Interview: Peter Hossli und Hannes Britschgi
Als Hoffnungsträger übernahm der ehemalige Finanzminister Kaspar Villiger (68) Mitte April das Präsidium des Verwaltungsrats der angeschlagenen Crossbank UBS. Der einstige Zigarrenfabrikant legte Verwaltungsratsmandate bei Nestlé, NZZ und Swiss Re nieder. Mit neuem Management leitete er bei der UBS Reformen ein. Im Bundesrat sass der Luzerner FDP-Mann von 1989 bis 2003. Zuerst stand er dem Militärdepartement vor, ab 1996 dem Finanzdepartement.
Herr Villiger, was ist das Beste am Vergleich zwischen den USA und der Schweiz?
Kaspar Villiger: Aus Sicht der UBS, dass der Mühlenstein an unserem Hals weg ist. Aus staatsbürgerlicher Sicht, dass alles rechtsstaatlich gelöst wird.
Die Schweiz jubelt, die USA jubeln. Das macht misstrauisch.
Villiger: Kompromisse sind gut, wenn beide Parteien Hurra rufen oder sich beklagen. Hauptsache, sie sagen das Gleiche. Die US-Steuerbehörde hat ein Interesse, den Vergleich propagandistisch zu nutzen, um Druck zu machen. Der Druck richtet sich aber nicht mehr gegen die UBS.
Am Tag nach dem Vergleich reichten die USA Strafklage gegen einen Ex-UBS-Banker und einen Schweizer Anwalt ein. Ihre Bank kommt also nicht zur Ruhe.

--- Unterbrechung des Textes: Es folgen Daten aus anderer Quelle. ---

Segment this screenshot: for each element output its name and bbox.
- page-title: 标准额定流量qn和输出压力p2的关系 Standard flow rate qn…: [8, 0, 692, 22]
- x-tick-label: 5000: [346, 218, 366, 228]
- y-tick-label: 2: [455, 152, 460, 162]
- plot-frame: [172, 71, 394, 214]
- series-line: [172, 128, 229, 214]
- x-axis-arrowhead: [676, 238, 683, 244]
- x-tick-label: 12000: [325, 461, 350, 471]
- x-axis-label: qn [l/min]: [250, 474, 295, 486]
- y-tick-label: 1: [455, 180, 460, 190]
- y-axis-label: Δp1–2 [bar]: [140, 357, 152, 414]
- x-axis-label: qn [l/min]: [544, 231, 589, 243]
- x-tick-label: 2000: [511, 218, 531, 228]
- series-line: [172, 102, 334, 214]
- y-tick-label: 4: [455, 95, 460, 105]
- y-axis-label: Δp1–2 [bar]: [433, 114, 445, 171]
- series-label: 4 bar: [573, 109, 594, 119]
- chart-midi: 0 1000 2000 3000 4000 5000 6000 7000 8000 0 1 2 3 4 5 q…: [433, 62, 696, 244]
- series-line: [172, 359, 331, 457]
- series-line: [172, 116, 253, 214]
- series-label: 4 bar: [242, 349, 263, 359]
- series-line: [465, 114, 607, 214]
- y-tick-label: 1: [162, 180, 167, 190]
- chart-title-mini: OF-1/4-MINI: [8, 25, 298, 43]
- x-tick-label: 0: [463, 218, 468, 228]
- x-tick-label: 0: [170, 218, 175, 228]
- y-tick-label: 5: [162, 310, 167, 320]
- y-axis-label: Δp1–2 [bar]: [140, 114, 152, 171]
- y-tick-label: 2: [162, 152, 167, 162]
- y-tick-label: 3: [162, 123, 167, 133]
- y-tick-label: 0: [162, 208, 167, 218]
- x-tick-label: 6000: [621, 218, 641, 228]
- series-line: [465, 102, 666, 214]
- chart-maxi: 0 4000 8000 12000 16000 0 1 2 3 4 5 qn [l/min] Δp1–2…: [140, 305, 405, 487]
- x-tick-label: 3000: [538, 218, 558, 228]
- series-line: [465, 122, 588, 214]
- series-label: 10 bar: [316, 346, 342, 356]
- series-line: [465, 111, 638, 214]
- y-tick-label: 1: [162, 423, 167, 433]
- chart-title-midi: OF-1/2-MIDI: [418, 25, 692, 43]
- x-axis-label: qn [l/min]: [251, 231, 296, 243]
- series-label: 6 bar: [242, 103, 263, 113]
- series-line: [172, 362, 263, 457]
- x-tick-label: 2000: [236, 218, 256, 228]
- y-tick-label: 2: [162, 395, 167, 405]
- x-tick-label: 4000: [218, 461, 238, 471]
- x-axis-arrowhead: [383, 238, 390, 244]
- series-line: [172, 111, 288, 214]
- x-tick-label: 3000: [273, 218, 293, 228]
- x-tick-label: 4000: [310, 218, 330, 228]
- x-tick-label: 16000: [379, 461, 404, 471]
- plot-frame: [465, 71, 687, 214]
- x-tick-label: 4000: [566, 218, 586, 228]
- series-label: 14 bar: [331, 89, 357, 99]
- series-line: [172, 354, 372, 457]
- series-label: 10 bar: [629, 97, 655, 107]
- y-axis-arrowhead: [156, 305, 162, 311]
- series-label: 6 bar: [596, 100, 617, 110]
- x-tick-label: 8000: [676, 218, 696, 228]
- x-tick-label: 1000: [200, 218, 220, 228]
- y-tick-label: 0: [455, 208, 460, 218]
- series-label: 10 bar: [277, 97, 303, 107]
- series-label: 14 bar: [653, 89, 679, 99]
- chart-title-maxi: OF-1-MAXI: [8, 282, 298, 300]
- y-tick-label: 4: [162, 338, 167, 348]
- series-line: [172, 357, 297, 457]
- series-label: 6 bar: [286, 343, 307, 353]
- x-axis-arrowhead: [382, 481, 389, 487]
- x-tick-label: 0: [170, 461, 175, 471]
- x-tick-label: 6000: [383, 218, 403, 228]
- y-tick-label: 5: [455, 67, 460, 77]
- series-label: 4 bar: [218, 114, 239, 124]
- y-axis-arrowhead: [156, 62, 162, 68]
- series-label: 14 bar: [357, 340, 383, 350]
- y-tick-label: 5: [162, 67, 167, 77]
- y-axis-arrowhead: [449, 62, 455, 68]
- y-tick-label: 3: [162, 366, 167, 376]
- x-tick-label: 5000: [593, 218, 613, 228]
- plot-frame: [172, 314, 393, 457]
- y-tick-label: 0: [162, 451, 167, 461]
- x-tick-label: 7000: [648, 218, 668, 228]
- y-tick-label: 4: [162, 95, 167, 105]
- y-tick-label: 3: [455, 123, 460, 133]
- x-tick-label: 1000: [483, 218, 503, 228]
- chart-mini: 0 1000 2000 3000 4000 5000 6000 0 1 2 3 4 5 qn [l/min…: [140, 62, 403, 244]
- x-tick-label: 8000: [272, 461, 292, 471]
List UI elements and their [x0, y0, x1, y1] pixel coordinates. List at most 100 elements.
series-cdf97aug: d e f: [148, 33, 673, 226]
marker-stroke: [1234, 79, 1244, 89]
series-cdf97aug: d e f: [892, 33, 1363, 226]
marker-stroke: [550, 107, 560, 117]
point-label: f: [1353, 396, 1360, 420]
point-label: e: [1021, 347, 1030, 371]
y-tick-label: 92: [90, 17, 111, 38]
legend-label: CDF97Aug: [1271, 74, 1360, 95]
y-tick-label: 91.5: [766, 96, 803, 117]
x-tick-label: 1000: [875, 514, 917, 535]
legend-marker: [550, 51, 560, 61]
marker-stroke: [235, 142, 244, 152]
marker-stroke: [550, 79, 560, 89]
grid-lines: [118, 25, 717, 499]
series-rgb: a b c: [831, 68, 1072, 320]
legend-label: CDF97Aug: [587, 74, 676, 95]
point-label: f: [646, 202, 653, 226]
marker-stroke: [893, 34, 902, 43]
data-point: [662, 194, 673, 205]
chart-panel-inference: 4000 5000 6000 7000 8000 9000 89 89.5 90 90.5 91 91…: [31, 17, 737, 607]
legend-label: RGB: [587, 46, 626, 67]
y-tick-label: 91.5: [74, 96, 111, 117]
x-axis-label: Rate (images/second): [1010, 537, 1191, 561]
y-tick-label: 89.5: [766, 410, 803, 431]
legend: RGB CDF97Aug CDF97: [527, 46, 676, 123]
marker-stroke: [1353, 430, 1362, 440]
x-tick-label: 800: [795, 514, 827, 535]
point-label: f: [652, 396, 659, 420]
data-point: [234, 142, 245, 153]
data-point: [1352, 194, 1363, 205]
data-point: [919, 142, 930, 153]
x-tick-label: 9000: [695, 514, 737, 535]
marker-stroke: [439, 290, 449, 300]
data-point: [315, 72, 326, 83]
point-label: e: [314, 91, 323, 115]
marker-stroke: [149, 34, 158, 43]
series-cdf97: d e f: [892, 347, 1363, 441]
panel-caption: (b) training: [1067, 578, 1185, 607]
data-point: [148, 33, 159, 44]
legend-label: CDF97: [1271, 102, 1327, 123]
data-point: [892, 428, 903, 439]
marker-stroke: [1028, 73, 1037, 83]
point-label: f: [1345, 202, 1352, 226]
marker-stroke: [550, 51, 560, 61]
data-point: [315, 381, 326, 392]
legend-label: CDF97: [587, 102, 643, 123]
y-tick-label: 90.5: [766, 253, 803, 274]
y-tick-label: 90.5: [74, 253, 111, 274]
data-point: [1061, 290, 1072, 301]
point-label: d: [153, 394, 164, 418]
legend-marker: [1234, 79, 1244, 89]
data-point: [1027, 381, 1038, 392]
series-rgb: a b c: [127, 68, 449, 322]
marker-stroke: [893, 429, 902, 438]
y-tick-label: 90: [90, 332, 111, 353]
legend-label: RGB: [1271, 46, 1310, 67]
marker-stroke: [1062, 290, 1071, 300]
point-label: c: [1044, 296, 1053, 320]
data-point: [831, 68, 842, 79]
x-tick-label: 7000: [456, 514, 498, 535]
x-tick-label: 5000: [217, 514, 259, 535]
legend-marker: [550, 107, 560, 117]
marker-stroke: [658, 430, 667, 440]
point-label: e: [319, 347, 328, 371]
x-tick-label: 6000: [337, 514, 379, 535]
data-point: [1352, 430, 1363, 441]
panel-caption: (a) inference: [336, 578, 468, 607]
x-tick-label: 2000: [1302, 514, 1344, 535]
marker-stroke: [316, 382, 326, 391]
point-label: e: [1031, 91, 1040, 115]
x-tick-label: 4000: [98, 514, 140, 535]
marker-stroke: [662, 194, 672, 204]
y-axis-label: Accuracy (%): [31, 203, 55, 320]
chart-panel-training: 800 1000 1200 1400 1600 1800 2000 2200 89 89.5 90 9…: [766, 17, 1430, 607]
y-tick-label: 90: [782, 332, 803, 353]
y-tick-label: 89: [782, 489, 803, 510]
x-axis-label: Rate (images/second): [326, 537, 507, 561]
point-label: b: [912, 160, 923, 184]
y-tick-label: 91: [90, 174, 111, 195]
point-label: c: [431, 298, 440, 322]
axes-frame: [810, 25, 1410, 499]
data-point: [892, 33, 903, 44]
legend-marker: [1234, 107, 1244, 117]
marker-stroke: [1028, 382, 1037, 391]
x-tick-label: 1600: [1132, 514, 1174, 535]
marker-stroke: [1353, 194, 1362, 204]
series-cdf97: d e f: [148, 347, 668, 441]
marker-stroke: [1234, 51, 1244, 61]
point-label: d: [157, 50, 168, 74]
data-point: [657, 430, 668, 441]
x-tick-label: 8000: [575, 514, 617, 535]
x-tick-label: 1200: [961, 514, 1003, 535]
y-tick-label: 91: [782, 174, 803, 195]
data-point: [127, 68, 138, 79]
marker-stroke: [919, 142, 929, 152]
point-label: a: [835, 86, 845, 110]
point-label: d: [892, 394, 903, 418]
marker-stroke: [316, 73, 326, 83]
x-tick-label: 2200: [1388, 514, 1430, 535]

Villiger: Amerikaner machen wahnsinnig viel Lärm. Ist das Problem mal erledigt, sind die Töne wieder freundschaftlicher. Diese Strafklagen betreffen uns nicht.
Zuletzt handelten nur die beiden Regierungen den Vergleich aus. Hat die UBS überhaupt noch etwas dazu beitragen können?
Villiger: Ich habe Gespräche geführt mit US-Notenbankchef Ben Bernanke und seinem Amtsvorvorgänger Paul Volcker. Konkreten Einfluss nahm ich damit nicht. Ich wollte darlegen, dass die Bank einen neuen Geist hat. Im Rahmen des Vergleichs hat die UBS eine grosse Leistung erbracht, um festzustellen, wie viele Konten den Kriterien für Steuerbetrug und dergleichen entsprechen. Es sind etwa 4450.
Das heisst, die UBS hat die Betrüger vorab schon mal gezählt?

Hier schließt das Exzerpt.